At the same time Europe can admonish the Palestinians that if they want to attain a state they should avoid behavior antagonistic to Israel, such as the recent pronouncement about Arab rule over Jerusalem. Europe can require the Palestinians to be better negotiating partners, as a condition for their support.
Employing such sticks is not out of the question. The nations of the EU continue to deplore settlement expansion while turning a sensitive ear to Palestinian pleadings. Last week Haaretz columnist Carlo Strenger reported on a Berlin conference that questioned whether there is any longer a commonality of interest between Germany and Israel, or whether Israel is gradually turning into a liability. One year ago Netanyahu could boldly lecture President Barack Obama to the applause of a conservative Congress, but now he has to contemplate the possibility of an Obama victory in November. Today, public calls for boycotts are still the preserve of the far left. But events are moving rapidly, and Israel should be under no illusions.
When President Obama meets Prime Minister Netanyahu next week, ostensibly to talk about Iran, he should make it clear that the United States regards the solution of the Palestinian issue to be a high priority among America’s national interests. He should tell Netanyahu that he will not stand in the way of European punitive measures if Israel continues to drag its feet. On the other hand, Obama can promise economic assistance to help Israel with the expenses of settling an agreed border, including incentives for settlers to relocate and funds to provide them with new housing within Israel.

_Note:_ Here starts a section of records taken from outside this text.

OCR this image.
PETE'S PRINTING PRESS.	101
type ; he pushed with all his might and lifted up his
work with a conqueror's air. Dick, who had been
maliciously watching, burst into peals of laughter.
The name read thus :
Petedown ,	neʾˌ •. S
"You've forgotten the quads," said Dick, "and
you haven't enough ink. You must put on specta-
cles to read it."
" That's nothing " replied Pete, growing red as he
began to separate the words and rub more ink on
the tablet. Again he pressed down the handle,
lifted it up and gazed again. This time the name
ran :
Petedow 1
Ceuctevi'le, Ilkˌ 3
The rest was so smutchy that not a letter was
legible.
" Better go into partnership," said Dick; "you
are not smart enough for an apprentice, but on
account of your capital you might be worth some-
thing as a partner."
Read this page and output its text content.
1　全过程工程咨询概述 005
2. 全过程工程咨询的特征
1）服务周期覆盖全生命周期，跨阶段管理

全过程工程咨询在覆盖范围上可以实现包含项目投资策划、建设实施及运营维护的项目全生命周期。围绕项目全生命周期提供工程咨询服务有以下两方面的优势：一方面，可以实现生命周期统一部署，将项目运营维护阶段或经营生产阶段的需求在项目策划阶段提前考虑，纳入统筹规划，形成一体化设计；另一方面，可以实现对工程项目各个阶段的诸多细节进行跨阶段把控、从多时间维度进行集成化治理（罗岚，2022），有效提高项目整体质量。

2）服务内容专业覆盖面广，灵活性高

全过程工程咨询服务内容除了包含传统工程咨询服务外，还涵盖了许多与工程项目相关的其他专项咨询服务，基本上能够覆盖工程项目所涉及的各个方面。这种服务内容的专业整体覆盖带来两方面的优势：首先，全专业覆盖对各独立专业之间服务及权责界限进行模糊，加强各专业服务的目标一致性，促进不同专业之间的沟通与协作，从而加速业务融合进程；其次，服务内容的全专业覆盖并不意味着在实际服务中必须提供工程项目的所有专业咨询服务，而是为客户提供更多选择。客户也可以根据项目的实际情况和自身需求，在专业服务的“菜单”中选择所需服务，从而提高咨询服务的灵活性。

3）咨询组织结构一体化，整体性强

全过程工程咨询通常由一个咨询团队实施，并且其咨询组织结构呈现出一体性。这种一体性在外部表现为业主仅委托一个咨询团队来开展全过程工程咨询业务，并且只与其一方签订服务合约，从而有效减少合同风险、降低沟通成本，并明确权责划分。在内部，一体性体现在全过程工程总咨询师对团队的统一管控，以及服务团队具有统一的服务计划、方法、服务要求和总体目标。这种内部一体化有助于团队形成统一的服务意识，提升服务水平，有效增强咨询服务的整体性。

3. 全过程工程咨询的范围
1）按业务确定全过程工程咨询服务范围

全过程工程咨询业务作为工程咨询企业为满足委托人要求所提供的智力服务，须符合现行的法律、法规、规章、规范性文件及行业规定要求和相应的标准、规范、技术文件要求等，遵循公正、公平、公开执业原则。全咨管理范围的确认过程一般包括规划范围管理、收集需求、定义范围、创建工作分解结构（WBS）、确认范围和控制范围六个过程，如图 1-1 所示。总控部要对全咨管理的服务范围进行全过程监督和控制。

The clock is ticking towards April 3, the date when Israel has promised to make its presentation according to its interpretation of the Quartet’s agenda. Until then, the world community should be doing everything in its power to encourage Israel and the Palestinians to build a working relationship with each other in which to present their positions. Then it could offer international mediation in the spirit of further cooperation, friendship and assistance, building on the presentations of both parties.
The foot-dragging and stalling have gone on long enough. Whatever the situation of construction in the settlements, Israel must come clean with its own vision for a viable two-state reality, so that the world may assist it and its partner for peace. It must present an initial map. Peace will not be found in either silence or in a policy that never presents a border; such a policy would undoubtedly be refuted by the governments of the world.
In the absence of positive moves by both sides involved in this long-standing conflict, sooner or later pressure will be applied for compliance. To think otherwise is to ignore the current global environment.
Andrew Wilson is co-author of the Citizens Proposal for a Border between Israel and Palestine, an independent initiative to draw a map based on the principles of fairness, contiguity, access, minimizing dislocation of the population, and enhancing conditions for economic development.